You are a sister company to CD Baby, which helped change the world of music online retail. BookBaby is more full service-oriented, from creation to distribution, but what did you learn from CD Baby’s success?
We owe our start to our Portland music cousins in so many ways. From the amazing CD Baby payment engine that finds a way to pay thousands of authors on a weekly basis, to the early relationship with key distribution partners including Apple and Amazon. There remain many overlaps between the two brands even through we’ve split the company geographically – BookBaby is now 100% run out of our Philadelphia-area corporate headquarters. Both brands have a keen appreciation for the creative spirit of our customers. Our internal motto for all our brands is to ‘help the little guy look big’ – and we do that by providing world class editing, printing, eBook conversion and distribution that rivals the largest traditional publishers. And we retain CD Baby’s mission to be the advocate for indie content creators – from music and film, and now with authors.
Other than profit margins, what are the advantages of self-publishing? Any disadvantages?
Enhanced profit margins are certainly an important part of why more authors are choosing to self-publish. Let’s face it – 70% eBook royalties is a lot better than 12-17% typically paid by traditional publishers! But there are two more important elements to why self-publishing is attractive. The first is speed to market. Let’s say you finished your manuscript today. If you chose to self-publish it, you could have it edited, printed, converted to eBooks, covers designed and out for distribution in Amazon, Barnes & Noble and all the rest in a matter of a few weeks. If you went the traditional publishing route – assuming you already found an agent and publisher willing to take you on; an often months- or years-long project of its own – your book might see the light of day between 15 to 18 months! In that time – if you were self-published – you could have produced and selling book #2!
The other attractive thing about self-publishing is control – nobody can tell you how to write, produce or market your book. You’re the writer, editor, marketer and CEO of your publishing empire. Yes, that’s a lot of responsibilities on your shoulders, and some find that challenge. Don’t worry – there are plenty of experts you can hire to help with your publishing career. One of them is BookBaby!
The one disadvantage of self-publishing – it’s very difficult for these authors to get placement within bookstores. But now that over 75% of all books in the US are purchased online, that shouldn’t be as important to authors as before.
What would you say to a nervous, first-time author?
Simply this: You don’t need to go through the self publishing process alone! Yes, there are many DIY opportunities for authors. And many of them are happy to take on all the tasks needed –from file conversion to eBooks, to cover design, all the way to distribution. But we look at it in a different ways. We think writers need to write; it’s what they’re good at! Let other professionals take care of the technical heavy lifting. There are a lot of good self publishing service companies out there that can be your publishing team.

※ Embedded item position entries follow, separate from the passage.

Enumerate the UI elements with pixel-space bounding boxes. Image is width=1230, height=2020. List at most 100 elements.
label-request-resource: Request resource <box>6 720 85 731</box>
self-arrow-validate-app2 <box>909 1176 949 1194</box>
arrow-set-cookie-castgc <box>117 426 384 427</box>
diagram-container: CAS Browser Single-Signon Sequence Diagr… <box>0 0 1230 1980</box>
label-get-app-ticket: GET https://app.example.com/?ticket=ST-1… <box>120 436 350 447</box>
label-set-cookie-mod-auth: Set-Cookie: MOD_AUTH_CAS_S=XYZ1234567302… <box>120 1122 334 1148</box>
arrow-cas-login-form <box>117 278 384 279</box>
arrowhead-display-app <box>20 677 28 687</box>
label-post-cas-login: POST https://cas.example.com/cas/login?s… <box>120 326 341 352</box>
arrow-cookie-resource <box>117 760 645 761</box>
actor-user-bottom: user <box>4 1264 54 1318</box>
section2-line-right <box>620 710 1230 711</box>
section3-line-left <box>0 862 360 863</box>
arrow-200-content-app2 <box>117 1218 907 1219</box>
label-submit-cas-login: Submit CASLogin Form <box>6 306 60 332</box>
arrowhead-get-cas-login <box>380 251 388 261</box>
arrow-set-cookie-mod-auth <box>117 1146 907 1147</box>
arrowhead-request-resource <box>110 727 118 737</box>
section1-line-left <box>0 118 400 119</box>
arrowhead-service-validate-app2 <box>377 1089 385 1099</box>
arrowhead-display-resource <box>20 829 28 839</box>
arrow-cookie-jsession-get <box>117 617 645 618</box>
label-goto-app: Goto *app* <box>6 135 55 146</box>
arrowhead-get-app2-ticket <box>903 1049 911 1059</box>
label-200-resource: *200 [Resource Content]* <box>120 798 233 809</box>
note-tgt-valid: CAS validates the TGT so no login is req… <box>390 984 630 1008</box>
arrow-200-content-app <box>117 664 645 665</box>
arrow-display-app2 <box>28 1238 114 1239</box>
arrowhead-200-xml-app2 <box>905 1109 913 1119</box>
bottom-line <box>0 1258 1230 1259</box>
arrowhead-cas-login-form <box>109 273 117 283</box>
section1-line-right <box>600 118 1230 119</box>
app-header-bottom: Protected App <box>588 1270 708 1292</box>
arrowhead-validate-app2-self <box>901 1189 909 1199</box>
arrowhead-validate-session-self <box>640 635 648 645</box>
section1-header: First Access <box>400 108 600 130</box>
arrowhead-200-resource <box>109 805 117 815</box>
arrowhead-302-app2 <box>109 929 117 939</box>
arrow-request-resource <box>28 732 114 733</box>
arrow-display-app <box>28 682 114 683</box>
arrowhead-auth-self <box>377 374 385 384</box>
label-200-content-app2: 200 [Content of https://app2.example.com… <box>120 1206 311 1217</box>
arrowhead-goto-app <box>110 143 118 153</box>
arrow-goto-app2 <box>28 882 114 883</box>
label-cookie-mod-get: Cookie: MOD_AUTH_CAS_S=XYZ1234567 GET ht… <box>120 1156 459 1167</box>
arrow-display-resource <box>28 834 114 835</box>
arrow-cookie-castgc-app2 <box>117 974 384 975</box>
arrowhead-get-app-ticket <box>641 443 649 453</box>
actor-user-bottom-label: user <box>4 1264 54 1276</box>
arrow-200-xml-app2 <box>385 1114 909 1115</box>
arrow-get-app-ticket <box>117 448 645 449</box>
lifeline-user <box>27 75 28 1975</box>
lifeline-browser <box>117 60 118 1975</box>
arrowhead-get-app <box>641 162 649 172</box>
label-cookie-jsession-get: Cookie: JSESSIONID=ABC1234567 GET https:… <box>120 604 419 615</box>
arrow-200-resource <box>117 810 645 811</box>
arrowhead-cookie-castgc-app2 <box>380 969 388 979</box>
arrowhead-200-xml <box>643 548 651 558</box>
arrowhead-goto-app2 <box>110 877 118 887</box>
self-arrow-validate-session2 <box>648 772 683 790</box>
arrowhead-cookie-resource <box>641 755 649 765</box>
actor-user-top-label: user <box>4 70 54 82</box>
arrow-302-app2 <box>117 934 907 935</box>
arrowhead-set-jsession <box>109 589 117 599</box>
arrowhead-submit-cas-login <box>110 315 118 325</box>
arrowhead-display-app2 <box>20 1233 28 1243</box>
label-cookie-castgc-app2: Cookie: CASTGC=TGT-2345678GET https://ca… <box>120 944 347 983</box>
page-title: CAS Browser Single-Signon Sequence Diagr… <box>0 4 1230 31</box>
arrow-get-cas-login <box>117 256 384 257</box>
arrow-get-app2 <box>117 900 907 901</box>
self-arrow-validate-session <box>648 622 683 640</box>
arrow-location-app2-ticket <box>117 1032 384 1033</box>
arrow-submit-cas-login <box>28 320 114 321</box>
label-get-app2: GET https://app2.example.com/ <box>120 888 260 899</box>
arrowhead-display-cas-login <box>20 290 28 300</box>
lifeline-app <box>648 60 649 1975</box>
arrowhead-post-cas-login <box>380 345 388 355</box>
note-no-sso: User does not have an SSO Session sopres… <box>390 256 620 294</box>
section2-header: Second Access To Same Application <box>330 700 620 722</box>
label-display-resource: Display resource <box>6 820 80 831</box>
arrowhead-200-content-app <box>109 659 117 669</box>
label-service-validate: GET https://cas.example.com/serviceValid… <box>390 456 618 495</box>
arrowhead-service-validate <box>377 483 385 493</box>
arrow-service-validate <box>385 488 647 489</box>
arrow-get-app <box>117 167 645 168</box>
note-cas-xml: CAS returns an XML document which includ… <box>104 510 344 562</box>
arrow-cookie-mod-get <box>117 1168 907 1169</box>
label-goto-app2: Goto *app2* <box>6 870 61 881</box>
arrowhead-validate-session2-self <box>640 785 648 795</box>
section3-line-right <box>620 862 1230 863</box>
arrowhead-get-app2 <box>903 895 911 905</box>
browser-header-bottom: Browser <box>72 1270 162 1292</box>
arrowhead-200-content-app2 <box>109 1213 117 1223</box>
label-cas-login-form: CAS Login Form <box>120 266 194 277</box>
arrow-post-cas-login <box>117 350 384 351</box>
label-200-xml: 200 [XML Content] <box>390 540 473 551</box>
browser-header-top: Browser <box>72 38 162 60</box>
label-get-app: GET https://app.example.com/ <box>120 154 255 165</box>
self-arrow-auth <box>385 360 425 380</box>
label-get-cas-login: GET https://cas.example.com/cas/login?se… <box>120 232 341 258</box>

What are your thoughts on crow-sourced publishing models, such as Unbound?
I am an enthusiastic supporter of any and all ways that people can find publishing success. This is a HUGE market – and there’s no need for any company to try to protect its own turf. BookBaby is for many – but not every – author. Our particular formula of one-stop-shopping for authors + great customer service is a great choice for authors who need us for advice and expertise. But there are many other ways that people can put their books into the marketplace and we applaud anyone who has the creativity and energy to see their project through.